Once the relevant parts of the Act are in force, for the first time, TPR will be able to pursue criminal convictions, in circumstances where action or inaction results in either: 1) the avoidance of an employer debt to a defined benefit (“DB“) scheme, or 2) a material reduction to the chance of members getting their DB benefits in full. And the target can be any “person”, not just the employer or an associated or connected entity (insolvency practitioners are expressly exempted). Some in the pensions industry have raised concerns that normal corporate behaviour could potentially be caught. TPR is keen to dispel such worries and was swift to publish a draft policy and a consultation (which ended on 22 April 2021) on how it plans to use its new powers.
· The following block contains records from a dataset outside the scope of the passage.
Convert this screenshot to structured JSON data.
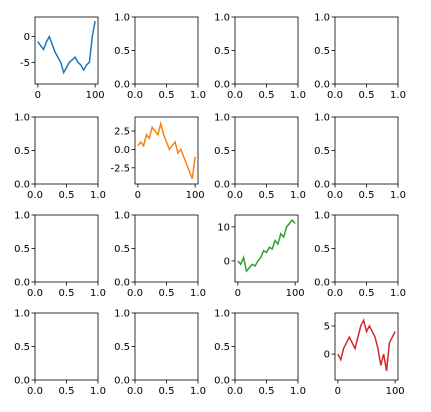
{
  "chart_data": [
    {
      "type": "line",
      "x": [
        0,
        5,
        10,
        15,
        20,
        25,
        30,
        35,
        40,
        45,
        50,
        55,
        60,
        65,
        70,
        75,
        80,
        85,
        90,
        95,
        100
      ],
      "series": [
        {
          "color": "#1f77b4",
          "values": [
            -1,
            -1.8,
            -2.5,
            -1,
            0,
            -1.5,
            -3,
            -4,
            -5,
            -7,
            -6,
            -5,
            -4.5,
            -4,
            -5,
            -5.5,
            -6.5,
            -5.5,
            -5,
            0,
            3
          ]
        }
      ],
      "xlim": [
        -5,
        105
      ],
      "ylim": [
        -9.2,
        3.8
      ],
      "xticks": [
        0,
        100
      ],
      "yticks": [
        0,
        -5
      ]
    },
    {
      "type": "line",
      "xlim": [
        0,
        1
      ],
      "ylim": [
        0,
        1
      ],
      "xticks": [
        {
          "value": 0,
          "label": "0.0"
        },
        0.5,
        {
          "value": 1,
          "label": "1.0"
        }
      ],
      "yticks": [
        {
          "value": 0,
          "label": "0.0"
        },
        0.5,
        {
          "value": 1,
          "label": "1.0"
        }
      ]
    },
    {
      "type": "line",
      "xlim": [
        0,
        1
      ],
      "ylim": [
        0,
        1
      ],
      "xticks": [
        {
          "value": 0,
          "label": "0.0"
        },
        0.5,
        {
          "value": 1,
          "label": "1.0"
        }
      ],
      "yticks": [
        {
          "value": 0,
          "label": "0.0"
        },
        0.5,
        {
          "value": 1,
          "label": "1.0"
        }
      ]
    },
    {
      "type": "line",
      "xlim": [
        0,
        1
      ],
      "ylim": [
        0,
        1
      ],
      "xticks": [
        {
          "value": 0,
          "label": "0.0"
        },
        0.5,
        {
          "value": 1,
          "label": "1.0"
        }
      ],
      "yticks": [
        {
          "value": 0,
          "label": "0.0"
        },
        0.5,
        {
          "value": 1,
          "label": "1.0"
        }
      ]
    },
    {
      "type": "line",
      "xlim": [
        0,
        1
      ],
      "ylim": [
        0,
        1
      ],
      "xticks": [
        {
          "value": 0,
          "label": "0.0"
        },
        0.5,
        {
          "value": 1,
          "label": "1.0"
        }
      ],
      "yticks": [
        {
          "value": 0,
          "label": "0.0"
        },
        0.5,
        {
          "value": 1,
          "label": "1.0"
        }
      ]
    },
    {
      "type": "line",
      "x": [
        0,
        5,
        10,
        15,
        20,
        25,
        30,
        35,
        40,
        45,
        50,
        55,
        60,
        65,
        70,
        75,
        80,
        85,
        90,
        95,
        100
      ],
      "series": [
        {
          "color": "#ff7f0e",
          "values": [
            0.5,
            1,
            0.5,
            2,
            1.5,
            3,
            2.5,
            2,
            3.5,
            2,
            1,
            0,
            0.5,
            1,
            -0.5,
            0,
            -1,
            -2,
            -3,
            -4,
            -1
          ]
        }
      ],
      "xlim": [
        -5,
        105
      ],
      "ylim": [
        -4.7,
        4.4
      ],
      "xticks": [
        0,
        100
      ],
      "yticks": [
        2.5,
        {
          "value": 0,
          "label": "0.0"
        },
        -2.5
      ]
    },
    {
      "type": "line",
      "xlim": [
        0,
        1
      ],
      "ylim": [
        0,
        1
      ],
      "xticks": [
        {
          "value": 0,
          "label": "0.0"
        },
        0.5,
        {
          "value": 1,
          "label": "1.0"
        }
      ],
      "yticks": [
        {
          "value": 0,
          "label": "0.0"
        },
        0.5,
        {
          "value": 1,
          "label": "1.0"
        }
      ]
    },
    {
      "type": "line",
      "xlim": [
        0,
        1
      ],
      "ylim": [
        0,
        1
      ],
      "xticks": [
        {
          "value": 0,
          "label": "0.0"
        },
        0.5,
        {
          "value": 1,
          "label": "1.0"
        }
      ],
      "yticks": [
        {
          "value": 0,
          "label": "0.0"
        },
        0.5,
        {
          "value": 1,
          "label": "1.0"
        }
      ]
    },
    {
      "type": "line",
      "xlim": [
        0,
        1
      ],
      "ylim": [
        0,
        1
      ],
      "xticks": [
        {
          "value": 0,
          "label": "0.0"
        },
        0.5,
        {
          "value": 1,
          "label": "1.0"
        }
      ],
      "yticks": [
        {
          "value": 0,
          "label": "0.0"
        },
        0.5,
        {
          "value": 1,
          "label": "1.0"
        }
      ]
    },
    {
      "type": "line",
      "xlim": [
        0,
        1
      ],
      "ylim": [
        0,
        1
      ],
      "xticks": [
        {
          "value": 0,
          "label": "0.0"
        },
        0.5,
        {
          "value": 1,
          "label": "1.0"
        }
      ],
      "yticks": [
        {
          "value": 0,
          "label": "0.0"
        },
        0.5,
        {
          "value": 1,
          "label": "1.0"
        }
      ]
    },
    {
      "type": "line",
      "x": [
        0,
        5,
        10,
        15,
        20,
        25,
        30,
        35,
        40,
        45,
        50,
        55,
        60,
        65,
        70,
        75,
        80,
        85,
        90,
        95,
        100
      ],
      "series": [
        {
          "color": "#2ca02c",
          "values": [
            0,
            -1,
            1,
            -3,
            -2,
            -1,
            -1.5,
            0,
            1,
            3,
            2.5,
            4,
            3.5,
            6,
            5,
            8,
            7,
            10,
            11,
            12,
            11
          ]
        }
      ],
      "xlim": [
        -5,
        105
      ],
      "ylim": [
        -6.2,
        13.5
      ],
      "xticks": [
        0,
        100
      ],
      "yticks": [
        10,
        0
      ]
    },
    {
      "type": "line",
      "xlim": [
        0,
        1
      ],
      "ylim": [
        0,
        1
      ],
      "xticks": [
        {
          "value": 0,
          "label": "0.0"
        },
        0.5,
        {
          "value": 1,
          "label": "1.0"
        }
      ],
      "yticks": [
        {
          "value": 0,
          "label": "0.0"
        },
        0.5,
        {
          "value": 1,
          "label": "1.0"
        }
      ]
    },
    {
      "type": "line",
      "xlim": [
        0,
        1
      ],
      "ylim": [
        0,
        1
      ],
      "xticks": [
        {
          "value": 0,
          "label": "0.0"
        },
        0.5,
        {
          "value": 1,
          "label": "1.0"
        }
      ],
      "yticks": [
        {
          "value": 0,
          "label": "0.0"
        },
        0.5,
        {
          "value": 1,
          "label": "1.0"
        }
      ]
    },
    {
      "type": "line",
      "xlim": [
        0,
        1
      ],
      "ylim": [
        0,
        1
      ],
      "xticks": [
        {
          "value": 0,
          "label": "0.0"
        },
        0.5,
        {
          "value": 1,
          "label": "1.0"
        }
      ],
      "yticks": [
        {
          "value": 0,
          "label": "0.0"
        },
        0.5,
        {
          "value": 1,
          "label": "1.0"
        }
      ]
    },
    {
      "type": "line",
      "xlim": [
        0,
        1
      ],
      "ylim": [
        0,
        1
      ],
      "xticks": [
        {
          "value": 0,
          "label": "0.0"
        },
        0.5,
        {
          "value": 1,
          "label": "1.0"
        }
      ],
      "yticks": [
        {
          "value": 0,
          "label": "0.0"
        },
        0.5,
        {
          "value": 1,
          "label": "1.0"
        }
      ]
    },
    {
      "type": "line",
      "x": [
        0,
        5,
        10,
        15,
        20,
        25,
        30,
        35,
        40,
        45,
        50,
        55,
        60,
        65,
        70,
        75,
        80,
        85,
        90,
        95,
        100
      ],
      "series": [
        {
          "color": "#d62728",
          "values": [
            0,
            -1,
            1,
            2,
            3,
            2,
            1,
            3,
            5,
            6,
            4,
            5,
            4,
            3,
            1,
            -2,
            0,
            -3,
            2,
            3,
            4
          ]
        }
      ],
      "xlim": [
        -5,
        105
      ],
      "ylim": [
        -4.6,
        7.3
      ],
      "xticks": [
        0,
        100
      ],
      "yticks": [
        5,
        0
      ]
    }
  ]
}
In the accompanying press release, David Fairs (TPR’s Executive Director of Regulatory Policy) commented that “The intent of the new criminal offences is not to change commercial norms or accepted standards of corporate behaviour. Rather it is to tackle the more serious examples of intentional or reckless conduct that puts members’ savings at risk; and strengthen the deterrent and punishment for that behaviour. Our policy is consistent with this intent.”

TPR has also pointed out that, in order for the power to be exercised, there must be intent, an act and the absence of a “reasonable excuse”, which together represent a high bar.

In April, TPR also issued a blog “Time for some perspective on our criminal offences powers” aimed at reassuring employers that TPR “will not overstretch the intent and purpose behind the powers”. In the blog, David Fairs says it is perhaps not surprising there has been some heated debate about the reach and remit of the new powers given the sanctions attaching to them but emphasises that TPR will always take an “appropriate and proportionate approach”. Helpfully, he also says that TPR will not be targeting acts which pre-date the coming into force of the relevant parts of the Act.

The overall message from TPR is that its powers “should not worry those who are doing the right thing and properly thinking through the actions and decisions they take. They should, however, cause a deal of anxiety for those who intentionally want to avoid liabilities or put pension savings at risk.”

Given the significant penalties involved, employers and other parties will nevertheless want to take a cautious approach, especially in the early days of the new regime and seek early advice on any actions or events that might bring them within the scope of TPR’s new powers.